STRUCTURE OF VENTRICULAR TISSUE
Myocyte Orientation
The orientation of myofibers is complex, with variation across both the LV wall and in different LV regions. The orientation of myofibers was first quantified by Streeter and colleagues,1–4 who measured myocyte orientation in tangential sections obtained across the LV wall of the dog heart and found a smooth transition in the helix angle (in the tangential plane relative to the horizontal) from the epicardium (−60 degrees) to the endocardium (+60 degrees). Myofiber orientation data collected by Streeter are displayed in Figure 50-1.1 Other studies using this histologic sampling confirmed his results in different species.2–6
Figure 50–1 Photomicrographs of myocardial fiber orientation.
(From Streeter DD Jr, Hanna WT. Circ Res 1973;33[6]:656–64.)
Recent advances in magnetic resonance imaging (MRI) now allow rapid and nondestructive assessment of muscle fibers throughout the entire heart. Magnetic resonance diffusion tensor imaging exploits the anisotropic diffusion of water through ordered tissues. This method has been correlated with histologically measured fiber angles2–4 and has been used to thoroughly map the fiber orientation in the entire left ventricle of a normal rabbit, goat, sheep, and human.2,3
Laminar Organization of Myocardium
The laminar nature of the myocardium has been appreciated since the 1800s.2 Adjacent myocytes are organized into sheets, or lamina, that are three to four cells thick.3,4 Furthermore, there are extensive cleavage planes between sheets3,4 that are most apparent in the midwall of the left ventricle where the planes are radially oriented. The laminar organization of the left ventricle has been recently championed by Torrent-Guasp’s group,3 who suggested that the left ventricle consisted of a single folded myocardial band. Alternatively, Lagrice and colleagues proposed a finite-element–based mathematical model that represents sheet geometry.4 A diagram of the laminar architecture of the myocardium is shown in Figure 50-2.4
Extracellular Matrix
The ECM is an important determinant of LV diastolic compliance. Scanning electron microscopy of the ECM demonstrates an extensive network of collagen fibers that are organized into three primary components.5 Briefly, the endomysium surrounds individual cells and groups of cells, and the epimysium surrounds entire muscle groups.6 Perimysial fibers that connect groups of cells can be seen in Figure 50-2A. Perimysial fibers associated with papillary muscle myocardium have a coiled shape that may play an important role in papillary muscle strength and stiffness.7
THE CARDIAC CYCLE
Cardiac Cycle per se
Plots of the electrocardiogram (ECG) and of the left atrial, LV, and aortic pressures during the cardiac cycle are schematically illustrated in Figure 50-3. Depolarization and contraction of the left ventricle raises intracavitary LV pressure. First, this causes the mitral valve to close. When LV pressure exceeds the pressure in the aorta, the aortic valve opens and pressurized blood is ejected into the aorta.

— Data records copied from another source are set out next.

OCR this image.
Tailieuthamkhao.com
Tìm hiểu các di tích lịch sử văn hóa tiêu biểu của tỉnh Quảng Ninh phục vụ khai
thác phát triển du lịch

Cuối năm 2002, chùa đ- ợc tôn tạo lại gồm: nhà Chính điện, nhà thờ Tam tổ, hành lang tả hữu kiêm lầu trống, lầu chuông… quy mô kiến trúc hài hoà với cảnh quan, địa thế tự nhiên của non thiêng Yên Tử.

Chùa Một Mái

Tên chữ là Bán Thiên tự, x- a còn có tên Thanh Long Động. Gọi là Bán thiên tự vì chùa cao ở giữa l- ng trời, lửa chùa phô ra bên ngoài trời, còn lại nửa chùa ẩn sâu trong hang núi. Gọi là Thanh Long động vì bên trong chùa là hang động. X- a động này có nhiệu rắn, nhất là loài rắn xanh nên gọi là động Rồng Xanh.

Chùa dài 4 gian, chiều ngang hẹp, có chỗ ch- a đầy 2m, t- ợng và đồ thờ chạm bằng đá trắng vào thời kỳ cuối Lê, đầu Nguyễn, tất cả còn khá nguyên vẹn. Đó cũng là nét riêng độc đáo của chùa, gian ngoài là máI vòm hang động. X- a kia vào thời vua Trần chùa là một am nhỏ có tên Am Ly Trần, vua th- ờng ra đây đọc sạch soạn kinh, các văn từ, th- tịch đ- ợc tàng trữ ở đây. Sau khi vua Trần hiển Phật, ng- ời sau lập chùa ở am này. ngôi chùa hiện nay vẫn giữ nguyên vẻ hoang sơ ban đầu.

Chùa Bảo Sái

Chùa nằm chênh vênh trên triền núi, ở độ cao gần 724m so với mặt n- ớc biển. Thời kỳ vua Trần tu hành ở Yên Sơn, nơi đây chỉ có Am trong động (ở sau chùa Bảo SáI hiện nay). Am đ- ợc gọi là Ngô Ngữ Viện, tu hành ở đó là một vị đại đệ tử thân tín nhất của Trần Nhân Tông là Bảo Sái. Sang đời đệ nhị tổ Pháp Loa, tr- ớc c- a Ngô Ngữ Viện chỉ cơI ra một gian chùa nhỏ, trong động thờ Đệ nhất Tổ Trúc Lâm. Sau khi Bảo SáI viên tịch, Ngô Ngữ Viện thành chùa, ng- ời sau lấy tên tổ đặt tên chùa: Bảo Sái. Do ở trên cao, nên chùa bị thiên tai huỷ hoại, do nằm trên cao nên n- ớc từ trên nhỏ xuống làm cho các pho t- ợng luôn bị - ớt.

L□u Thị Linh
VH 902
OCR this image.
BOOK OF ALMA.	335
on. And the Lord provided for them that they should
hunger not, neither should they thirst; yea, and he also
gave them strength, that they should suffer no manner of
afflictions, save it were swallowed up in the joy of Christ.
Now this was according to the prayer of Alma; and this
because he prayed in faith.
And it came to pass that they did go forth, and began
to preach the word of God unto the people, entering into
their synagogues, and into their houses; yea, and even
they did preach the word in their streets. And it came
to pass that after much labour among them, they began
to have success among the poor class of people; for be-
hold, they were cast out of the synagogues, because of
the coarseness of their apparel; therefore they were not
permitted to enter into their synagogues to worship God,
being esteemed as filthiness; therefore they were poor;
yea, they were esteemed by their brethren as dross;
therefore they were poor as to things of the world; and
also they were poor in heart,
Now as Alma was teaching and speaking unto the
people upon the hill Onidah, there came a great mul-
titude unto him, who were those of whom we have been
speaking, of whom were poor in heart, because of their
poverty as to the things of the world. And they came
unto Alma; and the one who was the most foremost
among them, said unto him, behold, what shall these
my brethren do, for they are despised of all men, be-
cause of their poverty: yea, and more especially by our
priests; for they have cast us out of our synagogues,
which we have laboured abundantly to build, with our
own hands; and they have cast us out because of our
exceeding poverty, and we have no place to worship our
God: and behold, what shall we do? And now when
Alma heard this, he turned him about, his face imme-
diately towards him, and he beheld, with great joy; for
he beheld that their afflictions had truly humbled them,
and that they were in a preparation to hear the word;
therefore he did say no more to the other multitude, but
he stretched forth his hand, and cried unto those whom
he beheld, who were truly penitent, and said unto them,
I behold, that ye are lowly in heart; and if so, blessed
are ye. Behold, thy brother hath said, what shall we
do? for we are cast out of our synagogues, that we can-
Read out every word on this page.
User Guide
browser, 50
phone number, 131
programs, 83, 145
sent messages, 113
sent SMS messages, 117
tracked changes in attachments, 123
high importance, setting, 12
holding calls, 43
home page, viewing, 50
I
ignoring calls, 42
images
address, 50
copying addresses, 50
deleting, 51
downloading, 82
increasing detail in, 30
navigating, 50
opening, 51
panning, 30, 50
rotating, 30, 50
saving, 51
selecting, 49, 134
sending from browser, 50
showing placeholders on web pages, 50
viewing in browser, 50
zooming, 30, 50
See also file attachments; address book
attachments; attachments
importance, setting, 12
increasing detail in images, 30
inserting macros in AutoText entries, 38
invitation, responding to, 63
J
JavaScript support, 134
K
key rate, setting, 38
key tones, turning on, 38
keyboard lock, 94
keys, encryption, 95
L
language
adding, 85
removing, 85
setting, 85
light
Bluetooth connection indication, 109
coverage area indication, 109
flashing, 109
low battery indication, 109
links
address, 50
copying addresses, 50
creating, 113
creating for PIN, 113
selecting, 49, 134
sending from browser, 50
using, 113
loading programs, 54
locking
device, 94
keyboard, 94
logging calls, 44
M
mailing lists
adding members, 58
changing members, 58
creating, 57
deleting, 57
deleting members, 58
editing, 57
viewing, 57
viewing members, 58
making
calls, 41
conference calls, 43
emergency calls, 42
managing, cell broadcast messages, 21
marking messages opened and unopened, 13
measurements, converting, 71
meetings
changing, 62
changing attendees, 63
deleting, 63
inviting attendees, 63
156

Figure 50–3 The cardiac cycle.
(Adapted from Hurst JW, Logue RB: The heart. 2nd ed. New York: McGraw-Hill; 1970, p. 76, and from Notomi Y, Martin-Miklovic MG, Oryszak SJ, et al. Circulation 2006;113[21]:2524–33.)
The Pressure–Volume Loop
Pressure and volume of the left ventricle are plotted as shown in Figure 50-4A. Active contraction (systole) begins at the bottom right corner of the loop. Contraction is isovolumic until the aortic valve opens at the top right corner and the ventricle ejects. The end of systole occurs at the upper left hand corner of the loop.
DETERMINANTS OF LEFT VENTRICULAR FILLING
Pressure–Volume Analysis
Pressure–volume analysis of the cardiac cycle is a cornerstone of LV mechanics. Pressure–volume analysis was initially described in 1895 by Otto Frank,8 but the analysis was limited by the lack of suitable methods to measure LV pressure and volume. In the 1960s, interest in pressure–volume analysis was renewed with the development of methods such as cineangiography9 and echocardiography10 that could measure ventricular volume in vivo.11
Cardiac imaging methods have advanced substantially. The imaging method most widely used for studying the heart is still echocardiography, which can also be used to measure flow velocities (or at least the component of velocity along the line of the ultrasound beam), through the Doppler effect.12
MRI provides high-quality, spatially registered images that can be used to calculate volumes. MRI is the gold standard for cardiac global function volume measurements.13 Although recent advances have been made in imaging quality and speed with computed tomography (CT), MRI provides better temporal resolution, and it does not risk radiation exposure and potentially harmful contrast agents.13 Because CT, MRI, and three-dimensional (3D) echocardiography build collated data sets from multiple cardiac cycles, they can be used only when the rhythm is regular and the hemodynamic properties are in steady state.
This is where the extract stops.